Selon l’enquête annuelle de Malt sur les freelances français (2024), 72% des indépendants ont déjà attendu un paiement au-delà des délais convenus. 38% ont eu au moins un impayé significatif dans leur carrière. Ces chiffres sont stables d’année en année – ce n’est pas un problème conjoncturel, c’est un problème structurel que des règles claires peuvent largement résoudre.

Voilà ce que j’applique depuis plusieurs années, et ce que je conseille à tous les indépendants qui démarrent.

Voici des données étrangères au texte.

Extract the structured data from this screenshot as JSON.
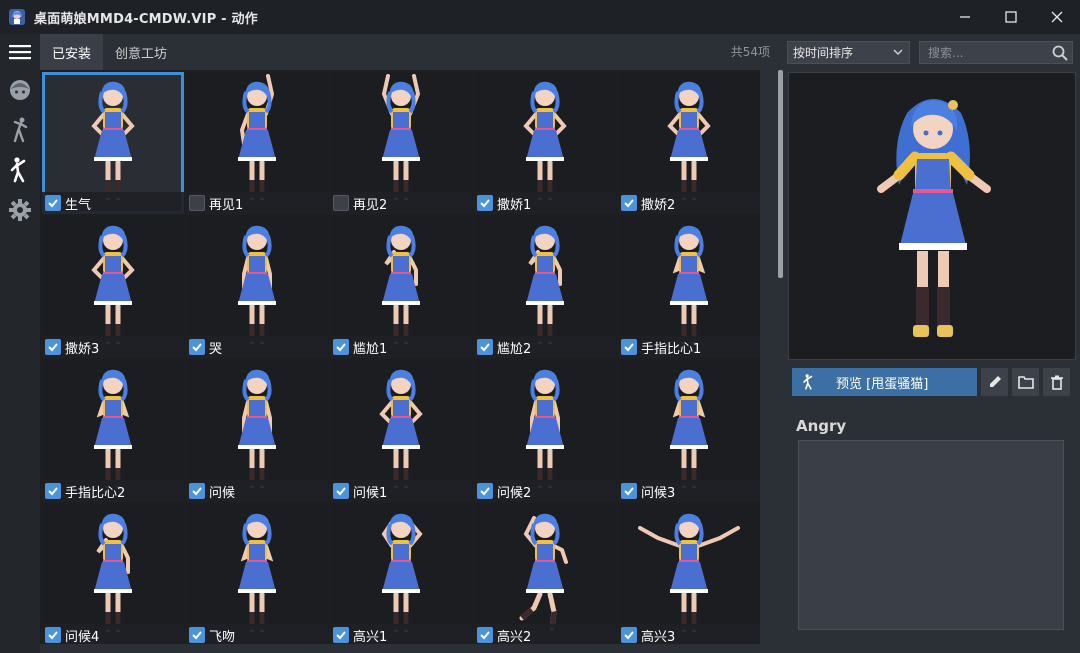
{
  "window": {
    "title": "桌面萌娘MMD4-CMDW.VIP - 动作",
    "controls": [
      "minimize-icon",
      "maximize-icon",
      "close-icon"
    ]
  },
  "rail": {
    "items": [
      {
        "icon": "menu-icon"
      },
      {
        "icon": "face-icon"
      },
      {
        "icon": "pose-icon"
      },
      {
        "icon": "action-icon",
        "active": true
      },
      {
        "icon": "gear-icon"
      }
    ]
  },
  "tabs": [
    {
      "label": "已安装",
      "active": true
    },
    {
      "label": "创意工坊",
      "active": false
    }
  ],
  "count_text": "共54项",
  "sort": {
    "value": "按时间排序"
  },
  "search": {
    "placeholder": "搜索..."
  },
  "grid": {
    "items": [
      {
        "label": "生气",
        "checked": true,
        "selected": true,
        "pose": "hips"
      },
      {
        "label": "再见1",
        "checked": false,
        "pose": "waveR"
      },
      {
        "label": "再见2",
        "checked": false,
        "pose": "bothUp"
      },
      {
        "label": "撒娇1",
        "checked": true,
        "pose": "hips"
      },
      {
        "label": "撒娇2",
        "checked": true,
        "pose": "hips"
      },
      {
        "label": "撒娇3",
        "checked": true,
        "pose": "hips"
      },
      {
        "label": "哭",
        "checked": true,
        "pose": "down"
      },
      {
        "label": "尴尬1",
        "checked": true,
        "pose": "face"
      },
      {
        "label": "尴尬2",
        "checked": true,
        "pose": "face"
      },
      {
        "label": "手指比心1",
        "checked": true,
        "pose": "chest"
      },
      {
        "label": "手指比心2",
        "checked": true,
        "pose": "chest"
      },
      {
        "label": "问候",
        "checked": true,
        "pose": "down"
      },
      {
        "label": "问候1",
        "checked": true,
        "pose": "hips"
      },
      {
        "label": "问候2",
        "checked": true,
        "pose": "down"
      },
      {
        "label": "问候3",
        "checked": true,
        "pose": "chest"
      },
      {
        "label": "问候4",
        "checked": true,
        "pose": "face"
      },
      {
        "label": "飞吻",
        "checked": true,
        "pose": "chest"
      },
      {
        "label": "高兴1",
        "checked": true,
        "pose": "head"
      },
      {
        "label": "高兴2",
        "checked": true,
        "pose": "jump"
      },
      {
        "label": "高兴3",
        "checked": true,
        "pose": "wide"
      }
    ]
  },
  "preview": {
    "button_label": "预览 [甩蛋骚猫]",
    "button_icon": "action-icon",
    "tools": [
      "edit-icon",
      "folder-icon",
      "trash-icon"
    ]
  },
  "description": {
    "title": "Angry"
  },
  "colors": {
    "accent": "#3e8fd6",
    "button": "#3c6fa3",
    "hair": "#4d7fe0",
    "dress": "#4a6fd0"
  }
}
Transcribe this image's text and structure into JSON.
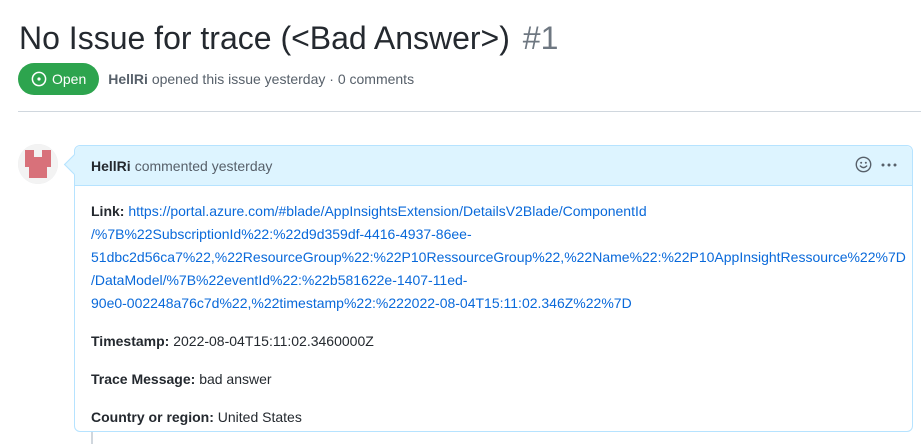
{
  "issue": {
    "title": "No Issue for trace (<Bad Answer>)",
    "number": "#1",
    "state": "Open",
    "author": "HellRi",
    "opened_text": "opened this issue yesterday · 0 comments"
  },
  "comment": {
    "author": "HellRi",
    "time_text": "commented yesterday",
    "fields": {
      "link_label": "Link:",
      "link_lines": [
        "https://portal.azure.com/#blade/AppInsightsExtension/DetailsV2Blade/ComponentId",
        "/%7B%22SubscriptionId%22:%22d9d359df-4416-4937-86ee-",
        "51dbc2d56ca7%22,%22ResourceGroup%22:%22P10RessourceGroup%22,%22Name%22:%22P10AppInsightRessource%22%7D",
        "/DataModel/%7B%22eventId%22:%22b581622e-1407-11ed-",
        "90e0-002248a76c7d%22,%22timestamp%22:%222022-08-04T15:11:02.346Z%22%7D"
      ],
      "timestamp_label": "Timestamp:",
      "timestamp_value": "2022-08-04T15:11:02.3460000Z",
      "trace_label": "Trace Message:",
      "trace_value": "bad answer",
      "country_label": "Country or region:",
      "country_value": "United States"
    }
  },
  "icons": {
    "state": "issue-opened-icon",
    "reaction": "smiley-icon",
    "menu": "kebab-horizontal-icon",
    "avatar": "identicon-avatar"
  },
  "colors": {
    "open_green": "#2da44e",
    "link_blue": "#0969da",
    "header_blue": "#ddf4ff",
    "avatar_red": "#d8717a"
  }
}
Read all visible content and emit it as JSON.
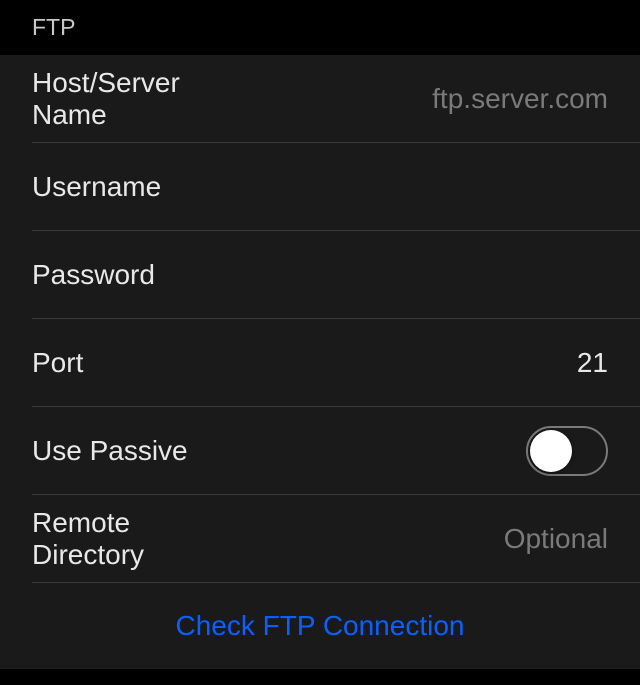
{
  "section": {
    "title": "FTP"
  },
  "fields": {
    "host": {
      "label": "Host/Server Name",
      "placeholder": "ftp.server.com",
      "value": ""
    },
    "username": {
      "label": "Username",
      "value": ""
    },
    "password": {
      "label": "Password",
      "value": ""
    },
    "port": {
      "label": "Port",
      "value": "21"
    },
    "passive": {
      "label": "Use Passive",
      "enabled": false
    },
    "remote_dir": {
      "label": "Remote Directory",
      "placeholder": "Optional",
      "value": ""
    }
  },
  "action": {
    "check_connection": "Check FTP Connection"
  }
}
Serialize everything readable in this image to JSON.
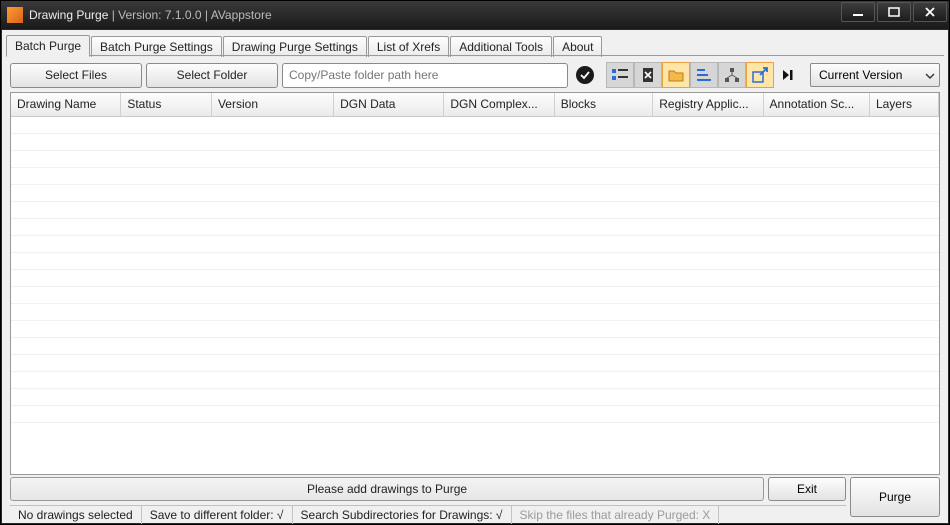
{
  "title": {
    "app": "Drawing Purge",
    "sep1": "  |  Version: ",
    "version": "7.1.0.0",
    "sep2": "   |   ",
    "vendor": "AVappstore"
  },
  "tabs": [
    "Batch Purge",
    "Batch Purge Settings",
    "Drawing Purge Settings",
    "List of Xrefs",
    "Additional Tools",
    "About"
  ],
  "toolbar": {
    "select_files": "Select Files",
    "select_folder": "Select Folder",
    "path_placeholder": "Copy/Paste folder path here",
    "version_dd": "Current Version"
  },
  "columns": [
    "Drawing Name",
    "Status",
    "Version",
    "DGN Data",
    "DGN Complex...",
    "Blocks",
    "Registry Applic...",
    "Annotation Sc...",
    "Layers"
  ],
  "message": "Please add drawings to Purge",
  "buttons": {
    "exit": "Exit",
    "purge": "Purge"
  },
  "status": {
    "selected": "No drawings selected",
    "save_diff": "Save to different folder: √",
    "search_sub": "Search Subdirectories for Drawings: √",
    "skip_purged": "Skip the files that already Purged: X"
  }
}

Le contrat : pas négociable

Travailler sans contrat écrit, c’est travailler sans filet. Un échange d’emails peut constituer un contrat en droit français (article 1113 du Code civil), mais sa force probatoire est limitée et son interprétation sujette à discussion.

Un contrat de prestation simple doit préciser au minimum :

  • La description précise des livrables et leur définition de « terminé »
  • Le calendrier avec les jalons et dates de livraison
  • Le prix total, les modalités de paiement et les délais
  • Les conditions de résiliation et ce qui se passe en cas d’arrêt en cours de mission
  • La propriété intellectuelle des livrables

Pour les missions récurrentes (maintenance, gestion ads, retainer), j’ajoute une clause de préavis et les conditions de renouvellement tacite.

L’acompte : le filtre le plus efficace

Demander un acompte avant de démarrer remplit deux fonctions. La première est financière : vous êtes partiellement payé avant de commencer. La seconde est de qualification : un client qui refuse de payer un acompte raisonnable est un signal d’alerte à prendre au sérieux.

Ma pratique :

  • 30 à 50% à la signature du devis pour les missions ponctuelles
  • Premier mois payé d’avance pour les missions récurrentes
  • Solde à la livraison ou en fin de mois selon la nature de la mission

La Loi de Modernisation de l’Économie (LME) en France fixe un délai de paiement maximum de 30 jours entre professionnels (60 jours en accord contractuel explicite). Au-delà, des pénalités de retard sont légalement dues – même si peu de freelances les appliquent.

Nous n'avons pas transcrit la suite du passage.